Dawn's ambivalence over her beauty and how it impacts her life extends to her face lift, although she seems to treat it pretty matter-of-factly. After losing her beauty to her grief over Merry's disappearance, Dawn comes to value it again. She feels it's her only chance for a new life, a life where grief and shame and desperation lie in the background and are not imprinted on one's face for all the world to see. Her beauty becomes a mask, a protective covering, even as it exposes her to certain dangers, like being judged on beauty alone.
Dawn and the Swede
According to the Swede, he and Dawn have shared a romance, a good life built on companionship and love, with little argument and upheaval, other than where Merry is concerned. They were in love and excited to share a life together. From the outside looking in, it probably looks ideal: a beautiful couple living a beautiful life in a beautiful castle in the beautiful countryside.

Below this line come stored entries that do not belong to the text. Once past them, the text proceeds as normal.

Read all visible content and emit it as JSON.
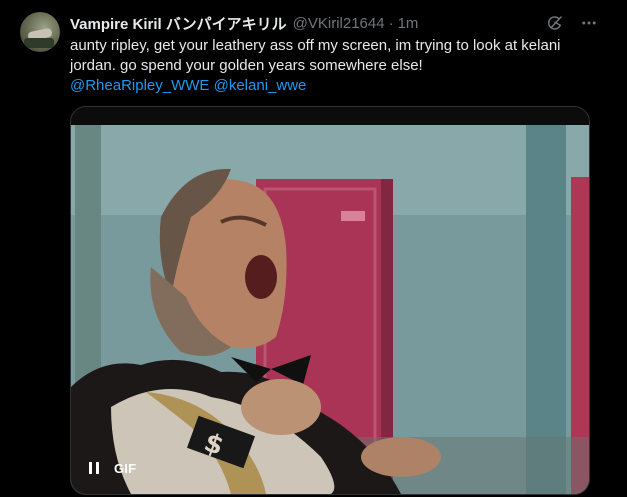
{
  "tweet": {
    "display_name": "Vampire Kiril バンパイアキリル",
    "handle": "@VKiril21644",
    "separator": "·",
    "time": "1m",
    "text_line1": "aunty ripley, get your leathery ass off my screen, im trying to look at kelani",
    "text_line2": "jordan. go spend your golden years somewhere else!",
    "mentions": [
      "@RheaRipley_WWE",
      "@kelani_wwe"
    ]
  },
  "media": {
    "badge": "GIF",
    "icons": [
      "pause-icon"
    ]
  },
  "icons": {
    "grok": "grok-icon",
    "more": "more-icon"
  }
}
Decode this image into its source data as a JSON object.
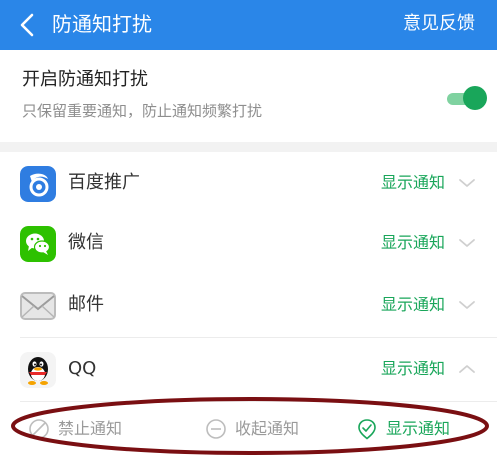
{
  "header": {
    "title": "防通知打扰",
    "feedback": "意见反馈",
    "bg_color": "#2a86e8"
  },
  "toggle": {
    "title": "开启防通知打扰",
    "subtitle": "只保留重要通知，防止通知频繁打扰",
    "enabled": true,
    "accent": "#19a65a"
  },
  "apps": [
    {
      "name": "百度推广",
      "status": "显示通知",
      "icon": "baidu-promotion-icon",
      "expanded": false
    },
    {
      "name": "微信",
      "status": "显示通知",
      "icon": "wechat-icon",
      "expanded": false
    },
    {
      "name": "邮件",
      "status": "显示通知",
      "icon": "mail-icon",
      "expanded": false
    },
    {
      "name": "QQ",
      "status": "显示通知",
      "icon": "qq-icon",
      "expanded": true
    }
  ],
  "options": [
    {
      "label": "禁止通知",
      "icon": "ban-icon",
      "state": "disabled"
    },
    {
      "label": "收起通知",
      "icon": "collapse-icon",
      "state": "disabled"
    },
    {
      "label": "显示通知",
      "icon": "notify-check-icon",
      "state": "selected"
    }
  ],
  "annotation_color": "#7a0f12"
}
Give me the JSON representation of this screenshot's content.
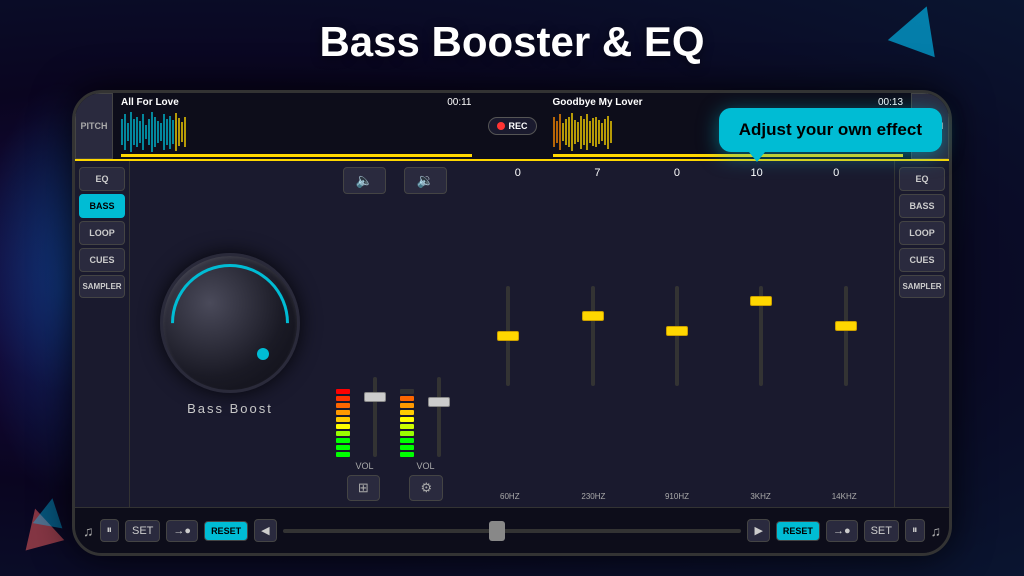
{
  "title": "Bass Booster & EQ",
  "tooltip": "Adjust your own effect",
  "phone": {
    "left_track": {
      "name": "All For Love",
      "time": "00:11"
    },
    "right_track": {
      "name": "Goodbye My Lover",
      "time": "00:13"
    },
    "rec_label": "REC",
    "pitch_label": "PITCH",
    "left_sidebar": [
      {
        "label": "EQ",
        "active": false
      },
      {
        "label": "BASS",
        "active": true
      },
      {
        "label": "LOOP",
        "active": false
      },
      {
        "label": "CUES",
        "active": false
      },
      {
        "label": "SAMPLER",
        "active": false
      }
    ],
    "right_sidebar": [
      {
        "label": "EQ",
        "active": false
      },
      {
        "label": "BASS",
        "active": false
      },
      {
        "label": "LOOP",
        "active": false
      },
      {
        "label": "CUES",
        "active": false
      },
      {
        "label": "SAMPLER",
        "active": false
      }
    ],
    "knob_label": "Bass  Boost",
    "eq_values": [
      "0",
      "7",
      "0",
      "10",
      "0"
    ],
    "eq_freqs": [
      "60HZ",
      "230HZ",
      "910HZ",
      "3KHZ",
      "14KHZ"
    ],
    "vol_left": "VOL",
    "vol_right": "VOL",
    "transport": {
      "set_label": "SET",
      "reset_label": "RESET"
    }
  }
}
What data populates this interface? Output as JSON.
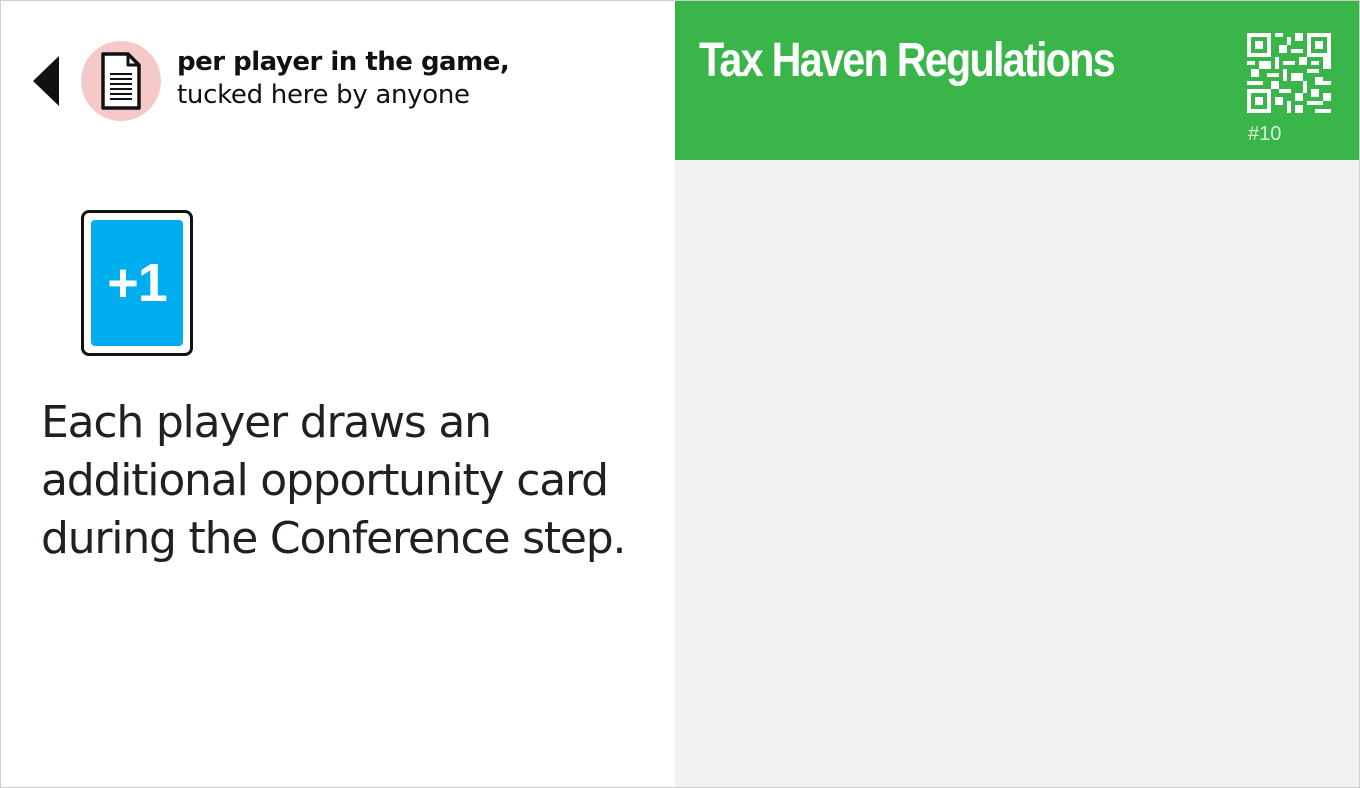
{
  "tuck_info": {
    "line1": "per player in the game,",
    "line2": "tucked here by anyone"
  },
  "bonus": {
    "label": "+1"
  },
  "effect": {
    "text": "Each player draws an additional opportunity card during the Conference step."
  },
  "card": {
    "title": "Tax Haven Regulations",
    "number": "#10"
  },
  "colors": {
    "title_bar": "#39b54a",
    "bonus_card": "#00aeef",
    "doc_badge": "#f6c9c9",
    "right_panel": "#f1f1f1"
  },
  "icons": [
    "back-arrow-icon",
    "document-icon",
    "qr-code-icon"
  ]
}
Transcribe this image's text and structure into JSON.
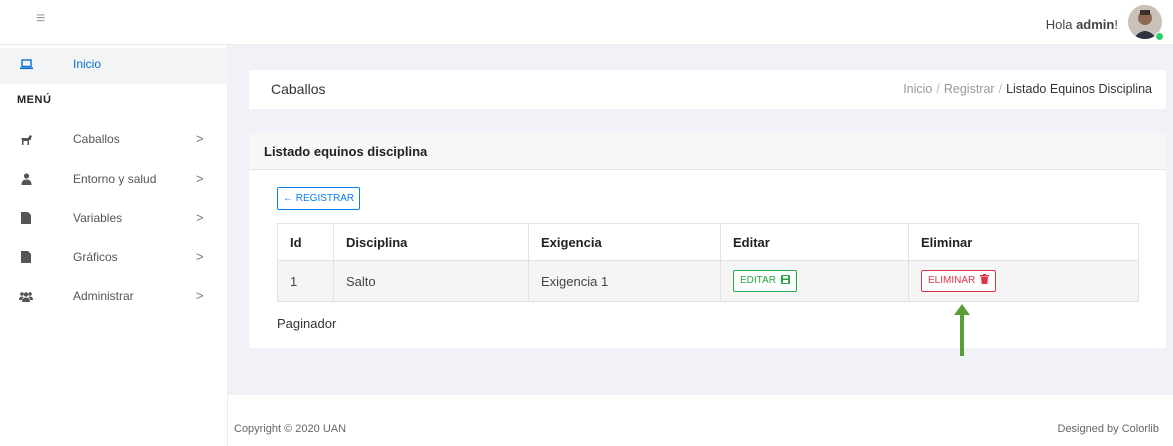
{
  "topbar": {
    "greeting_prefix": "Hola ",
    "greeting_user": "admin",
    "greeting_suffix": "!"
  },
  "sidebar": {
    "home": {
      "label": "Inicio",
      "icon": "laptop-icon"
    },
    "menu_title": "MENÚ",
    "items": [
      {
        "label": "Caballos",
        "icon": "horse-icon"
      },
      {
        "label": "Entorno y salud",
        "icon": "user-icon"
      },
      {
        "label": "Variables",
        "icon": "file-icon"
      },
      {
        "label": "Gráficos",
        "icon": "file-icon"
      },
      {
        "label": "Administrar",
        "icon": "users-icon"
      }
    ],
    "chevron": ">"
  },
  "header": {
    "title": "Caballos",
    "breadcrumb": [
      "Inicio",
      "Registrar",
      "Listado Equinos Disciplina"
    ],
    "separator": "/"
  },
  "card": {
    "title": "Listado equinos disciplina",
    "register_button": "← REGISTRAR",
    "table": {
      "columns": [
        "Id",
        "Disciplina",
        "Exigencia",
        "Editar",
        "Eliminar"
      ],
      "rows": [
        {
          "id": "1",
          "disciplina": "Salto",
          "exigencia": "Exigencia 1",
          "edit_label": "EDITAR",
          "delete_label": "ELIMINAR"
        }
      ]
    },
    "pager": "Paginador"
  },
  "footer": {
    "copyright": "Copyright © 2020 UAN",
    "designed": "Designed by Colorlib"
  },
  "colors": {
    "accent": "#0a7ff0",
    "success": "#28a745",
    "danger": "#dc3545",
    "arrow": "#5a9e3a"
  }
}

But when Dawn is in the hospital she calls their entire relationship into question. It scares and threatens him—partly because it includes insults directed at the Swede. In the hospital she expresses something like disgust for him:
"Those hands! Those shoulders! Towering over me with your jaw. This huge animal I couldn't get rid of […] You had to make me into a princess." (5.4)
The things Dawn is saying are obviously painful to the Swede, and in his mind he chocks it up to her depression and despair over Merry. But he admits he could have been misreading his wife for years. Since we don't get her point of view, it's really hard to tell what she really feels for him. This compounds the mystery wrapped in the enigma that is Dawn.
Dawn and Merry
A lot of blame gets directed towards Dawn when it comes to Merry's problems. Rita Cohen blames Dawn. Merry doesn't want to talk about Dawn to the Swede: she says it could cause him pain to hear how she feels about her mother. The Swede does not blame Dawn, though it's through him that we hear the details that help paint her as an overly demanding, perfectionist mother whose daughter can never rise to her standards.
There are many indications that Dawn loves her daughter very much. Like the Swede, she refuses to believe that her daughter detonated a bomb and killed a man. When she admits the possibility it's with the caveat that someone else put her up to it.
And then Dawn takes Merry's disappearance a step further and tries to get her out of her head. The pictures of Merry are taken down, and she's edited out of descriptions of family vacations. The Swede remembers their joy as a family and thinks that maybe the only way Dawn can live is by not thinking about Merry at all, if possible.